Ioana Maria Sisea at Kunsthalle Bega
As we imagine it, we will build it, as we shape it, it will mould us, if we trust it, it will work.
It is difficult to be impressed by Ioana Maria Sisea’s Harvest Time installation. Even though the work she is presenting at Kunsthalle Bega, Timisoara, has the ingredients to get under your skin, mainly through the emotional reference Ioana makes to her grandparents’ house, after their death, the work not only is resistant to easy takes on memory and nostalgia, but it is frighteningly clever in disarming the viewer, forcing them with an ‘after the fact’ all at once, unapologetic proof of a functional organism. Therefore, I was not impressed, as I said, because to be impressed is to have a specific expectation, which says more about oneself than the artwork I was rather made aware of its capacity to shift a paradigm, which is much more exciting.
We have no students on the roof of a school machine gunning their teachers/the establishment so well directed by Anderson in ‘If….’ in an attempt to get rid of rigid ideology. We have in Ioana’s installation, ‘Harvest Time’, a successful expression of the difficulty of ‘’taking something into the future,’’ as Ioana put it, so efficient and tactical (even though these are industrial design notions) in transforming the individual character of a house, maybe even a national mentality.
In this particular work, Ioana Maria Sisea masters a homeland art. She’s not the only Romanian living artist to cater to something of the Romanian tradition, but she does so not through adornment, and idealisation like the Romanian born artist Mircea Cantor or painter Stefan Caltia, but through violence. She is very particular in how this destruction takes place, to the point that, of course, the destruction is considered an act of salvation. How to do this? In painting, scrupulously photographing the house, taking a mould of this dear house? Obviously not. Not her approach. It’s enough to have in mind her performance and video “Licking a Rolls Royce in its entirety’, to understand what I am talking about. Her entire discourse is dependent on giving her audience a chance to experience sensations of altered states of objects or social activities that otherwise would be just the same. Finally, I don’t have the feeling, and this is so liberating, of shooting at the target with art made of a monk’s wax, as the Romanian poet Angela Marinescu pointed out.
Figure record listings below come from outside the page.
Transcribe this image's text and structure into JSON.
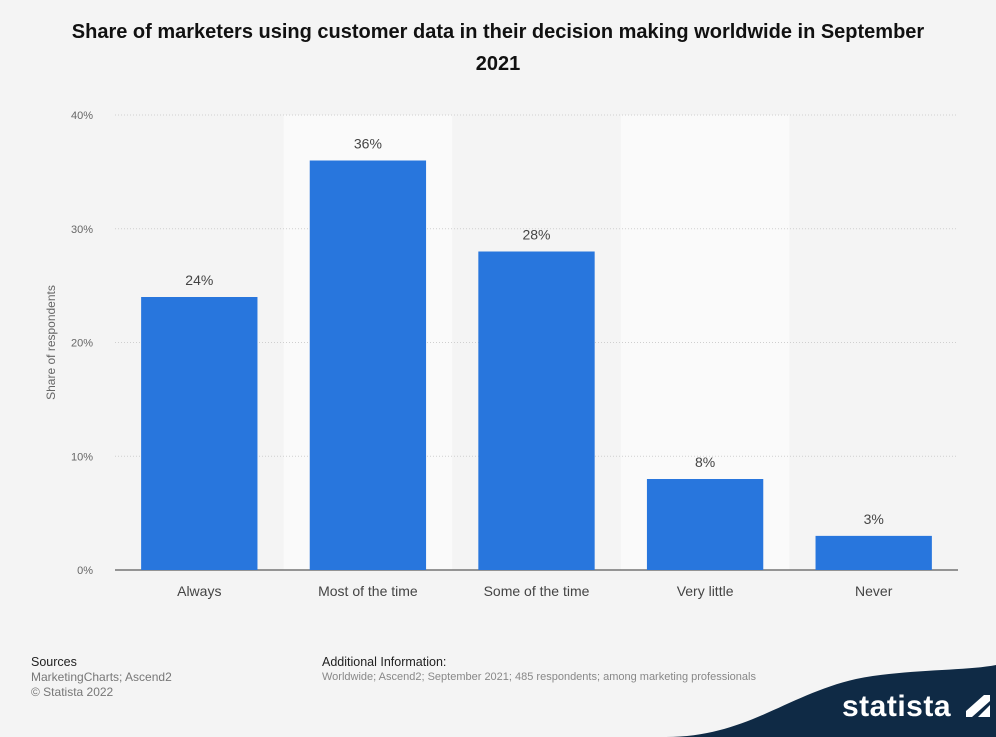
{
  "chart_data": {
    "type": "bar",
    "title": "Share of marketers using customer data in their decision making worldwide in September 2021",
    "xlabel": "",
    "ylabel": "Share of respondents",
    "ylim": [
      0,
      40
    ],
    "yticks": [
      "0%",
      "10%",
      "20%",
      "30%",
      "40%"
    ],
    "categories": [
      "Always",
      "Most of the time",
      "Some of the time",
      "Very little",
      "Never"
    ],
    "values": [
      24,
      36,
      28,
      8,
      3
    ],
    "data_labels": [
      "24%",
      "36%",
      "28%",
      "8%",
      "3%"
    ],
    "bar_color": "#2876dd"
  },
  "footer": {
    "sources_heading": "Sources",
    "sources_text": "MarketingCharts; Ascend2",
    "copyright": "© Statista 2022",
    "additional_heading": "Additional Information:",
    "additional_text": "Worldwide; Ascend2; September 2021; 485 respondents; among marketing professionals"
  },
  "brand": {
    "name": "statista",
    "band_color": "#0f2a45"
  }
}
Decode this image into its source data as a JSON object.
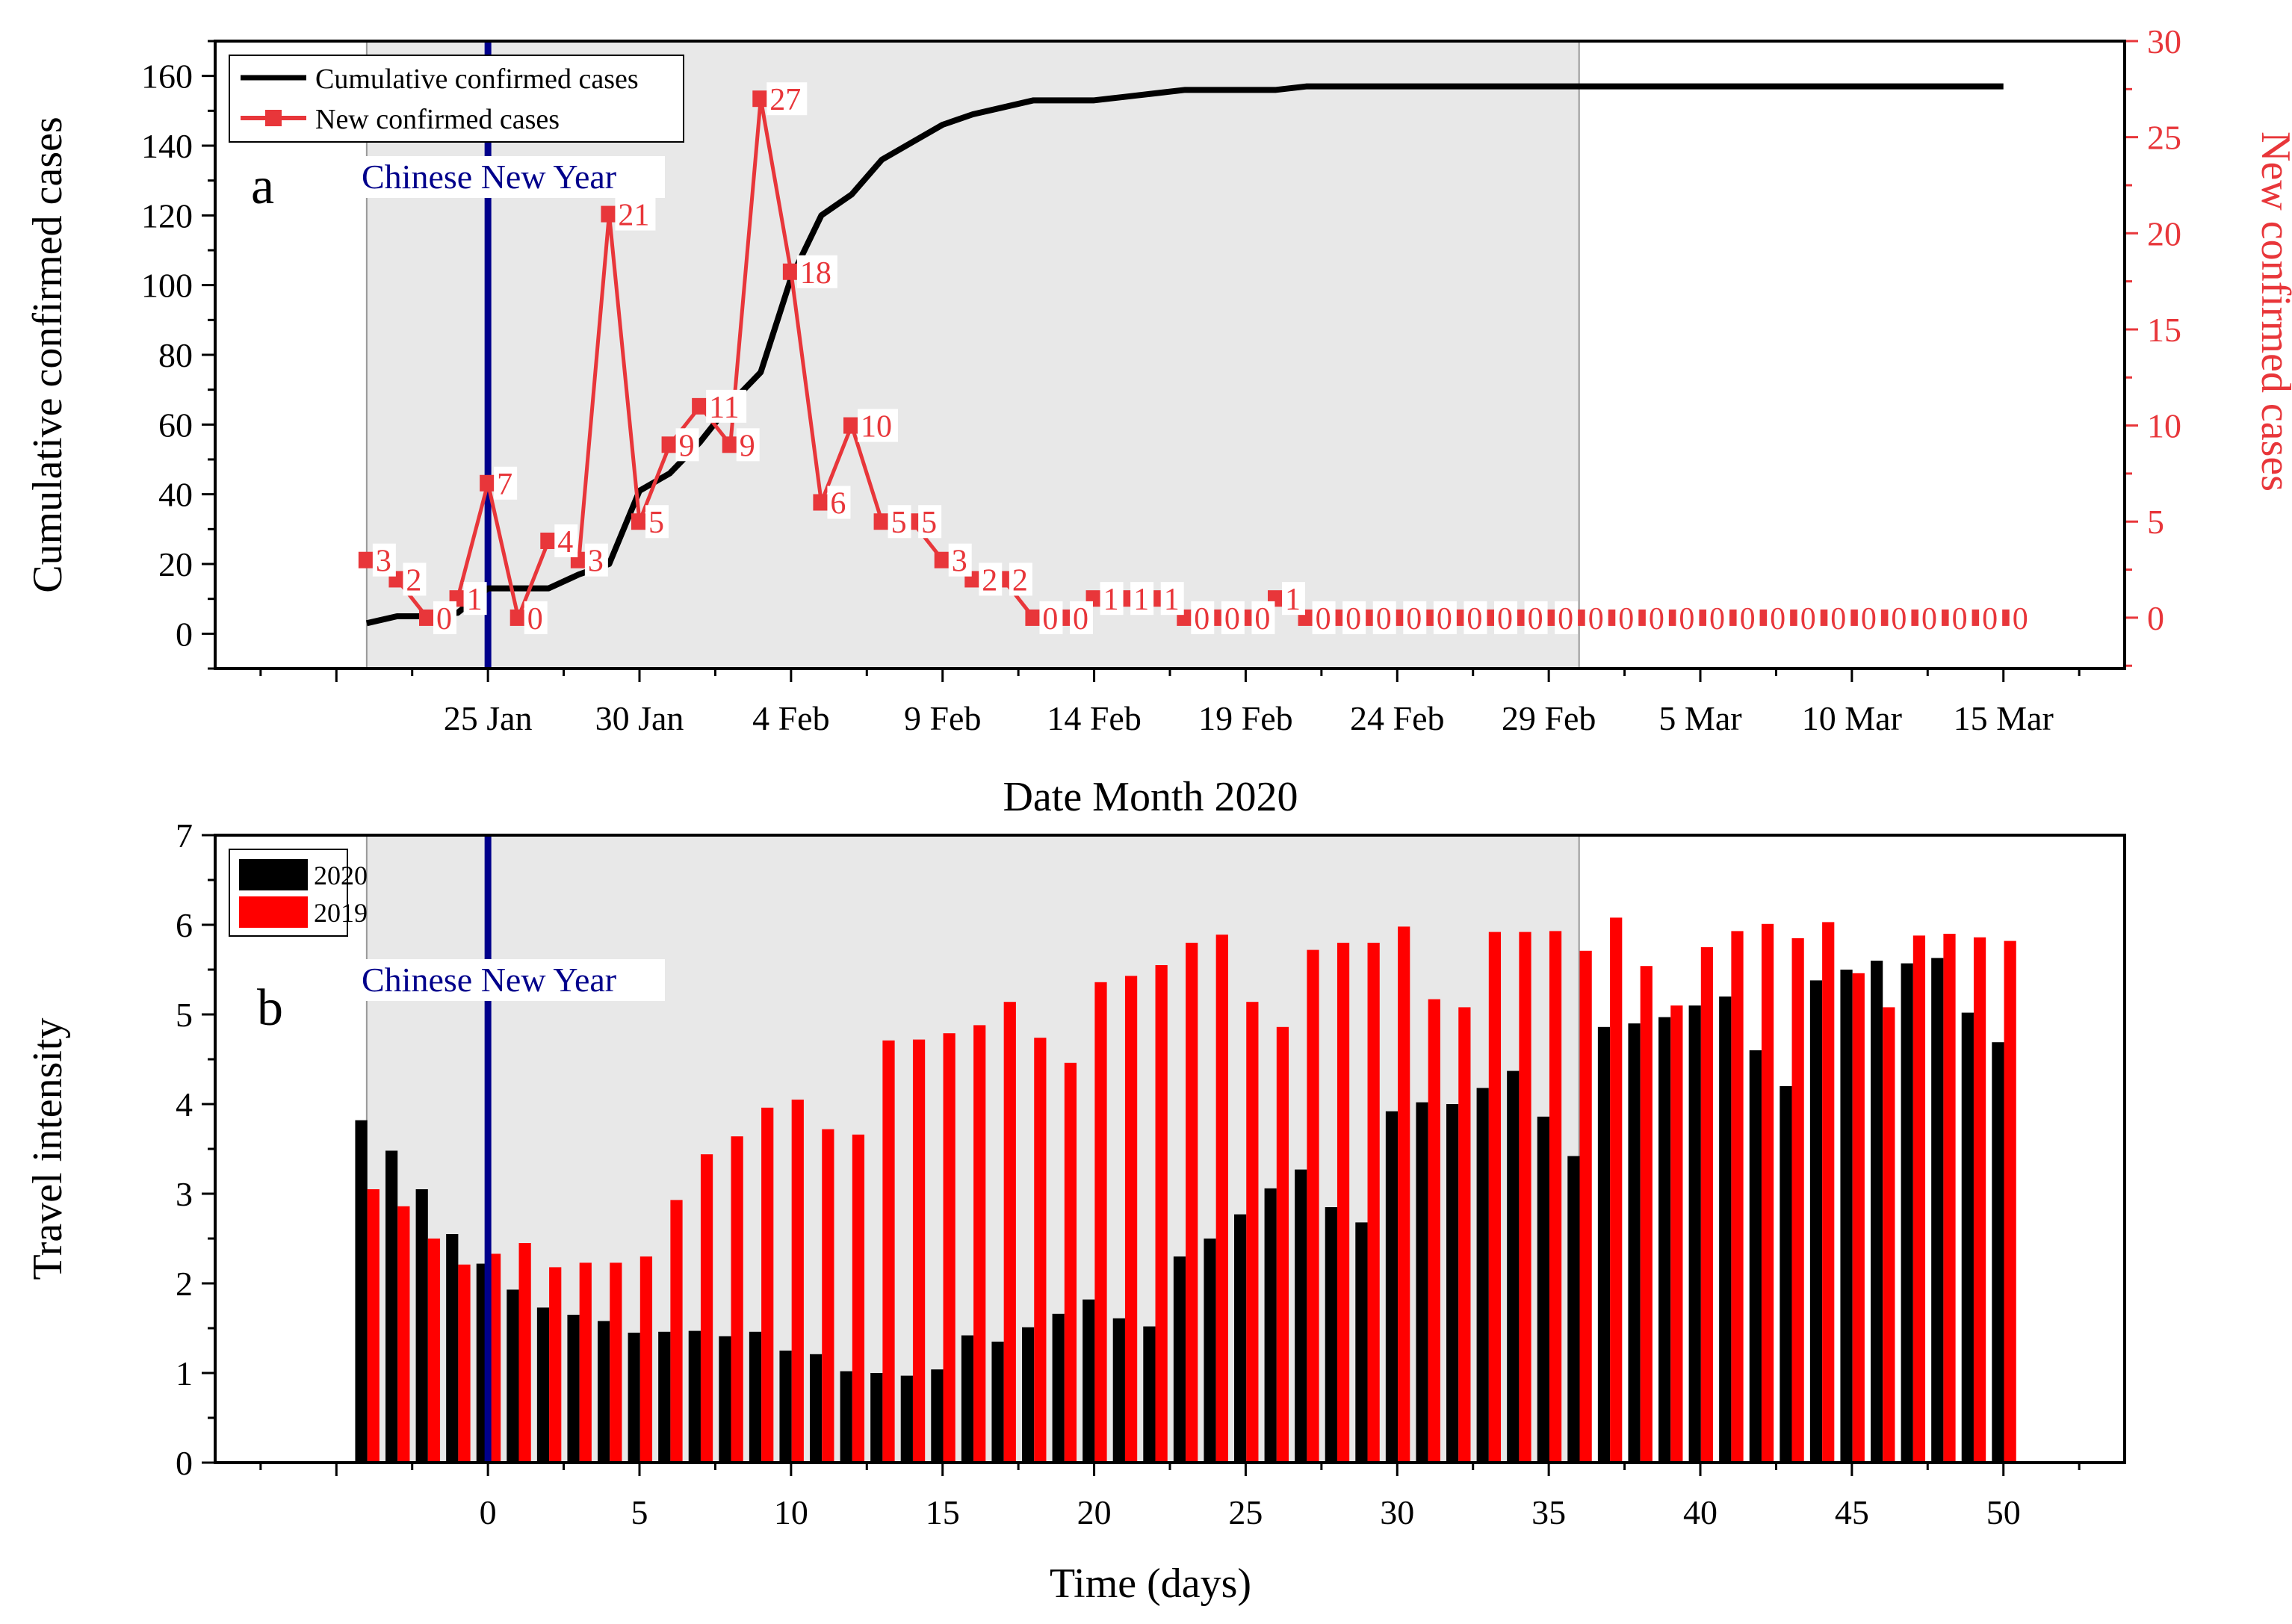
{
  "colors": {
    "cumulative": "#000000",
    "new_cases": "#e8363a",
    "bar_2019": "#ff0000",
    "bar_2020": "#000000",
    "cny_line": "#00008b",
    "shade": "#e8e8e8",
    "right_axis": "#e8363a"
  },
  "chart_data": [
    {
      "panel": "a",
      "type": "line",
      "panel_label": "a",
      "xlabel": "Date Month 2020",
      "ylabel": "Cumulative confirmed cases",
      "y2label": "New confirmed cases",
      "x_tick_labels": [
        "25 Jan",
        "30 Jan",
        "4 Feb",
        "9 Feb",
        "14 Feb",
        "19 Feb",
        "24 Feb",
        "29 Feb",
        "5 Mar",
        "10 Mar",
        "15 Mar"
      ],
      "x_tick_days": [
        0,
        5,
        10,
        15,
        20,
        25,
        30,
        35,
        40,
        45,
        50
      ],
      "xlim": [
        -9,
        54
      ],
      "ylim": [
        -10,
        170
      ],
      "y_ticks": [
        0,
        20,
        40,
        60,
        80,
        100,
        120,
        140,
        160
      ],
      "y2lim": [
        -2.647,
        30
      ],
      "y2_ticks": [
        0,
        5,
        10,
        15,
        20,
        25,
        30
      ],
      "shaded_day_range": [
        -4,
        36
      ],
      "annotation": "Chinese New Year",
      "annotation_day": 0,
      "legend": [
        "Cumulative confirmed cases",
        "New confirmed cases"
      ],
      "legend_position": "top-left",
      "series": [
        {
          "name": "Cumulative confirmed cases",
          "axis": "left",
          "days": [
            -4,
            -3,
            -2,
            -1,
            0,
            1,
            2,
            3,
            4,
            5,
            6,
            7,
            8,
            9,
            10,
            11,
            12,
            13,
            14,
            15,
            16,
            17,
            18,
            19,
            20,
            21,
            22,
            23,
            24,
            25,
            26,
            27,
            28,
            29,
            30,
            31,
            32,
            33,
            34,
            35,
            36,
            37,
            38,
            39,
            40,
            41,
            42,
            43,
            44,
            45,
            46,
            47,
            48,
            49,
            50
          ],
          "values": [
            3,
            5,
            5,
            6,
            13,
            13,
            13,
            17,
            20,
            41,
            46,
            55,
            66,
            75,
            102,
            120,
            126,
            136,
            141,
            146,
            149,
            151,
            153,
            153,
            153,
            154,
            155,
            156,
            156,
            156,
            156,
            157,
            157,
            157,
            157,
            157,
            157,
            157,
            157,
            157,
            157,
            157,
            157,
            157,
            157,
            157,
            157,
            157,
            157,
            157,
            157,
            157,
            157,
            157,
            157
          ]
        },
        {
          "name": "New confirmed cases",
          "axis": "right",
          "days": [
            -4,
            -3,
            -2,
            -1,
            0,
            1,
            2,
            3,
            4,
            5,
            6,
            7,
            8,
            9,
            10,
            11,
            12,
            13,
            14,
            15,
            16,
            17,
            18,
            19,
            20,
            21,
            22,
            23,
            24,
            25,
            26,
            27,
            28,
            29,
            30,
            31,
            32,
            33,
            34,
            35,
            36,
            37,
            38,
            39,
            40,
            41,
            42,
            43,
            44,
            45,
            46,
            47,
            48,
            49,
            50
          ],
          "values": [
            3,
            2,
            0,
            1,
            7,
            0,
            4,
            3,
            21,
            5,
            9,
            11,
            9,
            27,
            18,
            6,
            10,
            5,
            5,
            3,
            2,
            2,
            0,
            0,
            1,
            1,
            1,
            0,
            0,
            0,
            1,
            0,
            0,
            0,
            0,
            0,
            0,
            0,
            0,
            0,
            0,
            0,
            0,
            0,
            0,
            0,
            0,
            0,
            0,
            0,
            0,
            0,
            0,
            0,
            0
          ],
          "labels": [
            "3",
            "2",
            "0",
            "1",
            "7",
            "0",
            "4",
            "3",
            "21",
            "5",
            "9",
            "11",
            "9",
            "27",
            "18",
            "6",
            "10",
            "5",
            "5",
            "3",
            "2",
            "2",
            "0",
            "0",
            "1",
            "1",
            "1",
            "0",
            "0",
            "0",
            "1",
            "0",
            "0",
            "0",
            "0",
            "0",
            "0",
            "0",
            "0",
            "0",
            "0",
            "0",
            "0",
            "0",
            "0",
            "0",
            "0",
            "0",
            "0",
            "0",
            "0",
            "0",
            "0",
            "0",
            "0"
          ]
        }
      ]
    },
    {
      "panel": "b",
      "type": "bar",
      "panel_label": "b",
      "xlabel": "Time (days)",
      "ylabel": "Travel intensity",
      "x_tick_labels": [
        "0",
        "5",
        "10",
        "15",
        "20",
        "25",
        "30",
        "35",
        "40",
        "45",
        "50"
      ],
      "x_tick_days": [
        0,
        5,
        10,
        15,
        20,
        25,
        30,
        35,
        40,
        45,
        50
      ],
      "xlim": [
        -9,
        54
      ],
      "ylim": [
        0,
        7
      ],
      "y_ticks": [
        0,
        1,
        2,
        3,
        4,
        5,
        6,
        7
      ],
      "shaded_day_range": [
        -4,
        36
      ],
      "annotation": "Chinese New Year",
      "annotation_day": 0,
      "legend_position": "top-left",
      "days": [
        -4,
        -3,
        -2,
        -1,
        0,
        1,
        2,
        3,
        4,
        5,
        6,
        7,
        8,
        9,
        10,
        11,
        12,
        13,
        14,
        15,
        16,
        17,
        18,
        19,
        20,
        21,
        22,
        23,
        24,
        25,
        26,
        27,
        28,
        29,
        30,
        31,
        32,
        33,
        34,
        35,
        36,
        37,
        38,
        39,
        40,
        41,
        42,
        43,
        44,
        45,
        46,
        47,
        48,
        49,
        50
      ],
      "series": [
        {
          "name": "2020",
          "values": [
            3.82,
            3.48,
            3.05,
            2.55,
            2.22,
            1.93,
            1.73,
            1.65,
            1.58,
            1.45,
            1.46,
            1.47,
            1.41,
            1.46,
            1.25,
            1.21,
            1.02,
            1.0,
            0.97,
            1.04,
            1.42,
            1.35,
            1.51,
            1.66,
            1.82,
            1.61,
            1.52,
            2.3,
            2.5,
            2.77,
            3.06,
            3.27,
            2.85,
            2.68,
            3.92,
            4.02,
            4.0,
            4.18,
            4.37,
            3.86,
            3.42,
            4.86,
            4.9,
            4.97,
            5.1,
            5.2,
            4.6,
            4.2,
            5.38,
            5.5,
            5.6,
            5.57,
            5.63,
            5.02,
            4.69
          ]
        },
        {
          "name": "2019",
          "values": [
            3.05,
            2.86,
            2.5,
            2.21,
            2.33,
            2.45,
            2.18,
            2.23,
            2.23,
            2.3,
            2.93,
            3.44,
            3.64,
            3.96,
            4.05,
            3.72,
            3.66,
            4.71,
            4.72,
            4.79,
            4.88,
            5.14,
            4.74,
            4.46,
            5.36,
            5.43,
            5.55,
            5.8,
            5.89,
            5.14,
            4.86,
            5.72,
            5.8,
            5.8,
            5.98,
            5.17,
            5.08,
            5.92,
            5.92,
            5.93,
            5.71,
            6.08,
            5.54,
            5.1,
            5.75,
            5.93,
            6.01,
            5.85,
            6.03,
            5.46,
            5.08,
            5.88,
            5.9,
            5.86,
            5.82
          ]
        }
      ]
    }
  ]
}
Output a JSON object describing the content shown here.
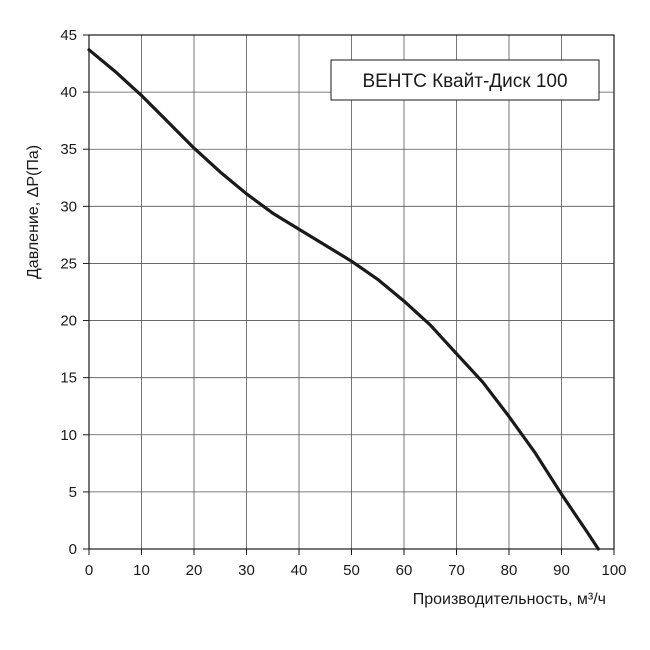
{
  "chart_data": {
    "type": "line",
    "title": "",
    "xlabel": "Производительность, м³/ч",
    "ylabel": "Давление, ΔP(Па)",
    "xlim": [
      0,
      100
    ],
    "ylim": [
      0,
      45
    ],
    "xticks": [
      0,
      10,
      20,
      30,
      40,
      50,
      60,
      70,
      80,
      90,
      100
    ],
    "yticks": [
      0,
      5,
      10,
      15,
      20,
      25,
      30,
      35,
      40,
      45
    ],
    "grid": true,
    "legend": "top-right",
    "series": [
      {
        "name": "ВЕНТС Квайт-Диск 100",
        "color": "#1a1a1a",
        "x": [
          0,
          5,
          10,
          15,
          20,
          25,
          30,
          35,
          40,
          45,
          50,
          55,
          60,
          65,
          70,
          75,
          80,
          85,
          90,
          95,
          97
        ],
        "y": [
          43.7,
          41.8,
          39.7,
          37.4,
          35.1,
          33.0,
          31.1,
          29.4,
          28.0,
          26.6,
          25.2,
          23.6,
          21.7,
          19.6,
          17.1,
          14.6,
          11.6,
          8.4,
          4.8,
          1.4,
          0
        ]
      }
    ]
  }
}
Losing one grandparent is enough of a trauma for most of us. What to make of it is another thing. Leave it hanging in one’s heart or transform it into something which makes sense to others, that’s what we’re witnessing. Because by hanging all these deconstructed elements on strings, chaos is rendered invisible; a drawer, a couch, a curtain, robes, unrecognisable, cut off from being remembered and visualised as they were when they were made or worn, cut off from toxic narratives, unreliable, distracted. That is why we have to learn from Ioana’s work. That’s why this work is monumental — because it does not talk about a personal trauma but a national trauma. It does not talk about the difficulty of losing somebody, but teaches us how to live with trauma, how to transform it so we can move on. Where are the works of art that allow for a spiritual silence that transcends hard reality, or that distil violence to put us at ease and protect us from chaos and bastardization? Spend time with the work of Ioana and you’ll see that it gets under the skin if processed as an indication that we are desperately in need of dropping a big part of who we are, maybe even drop it forever.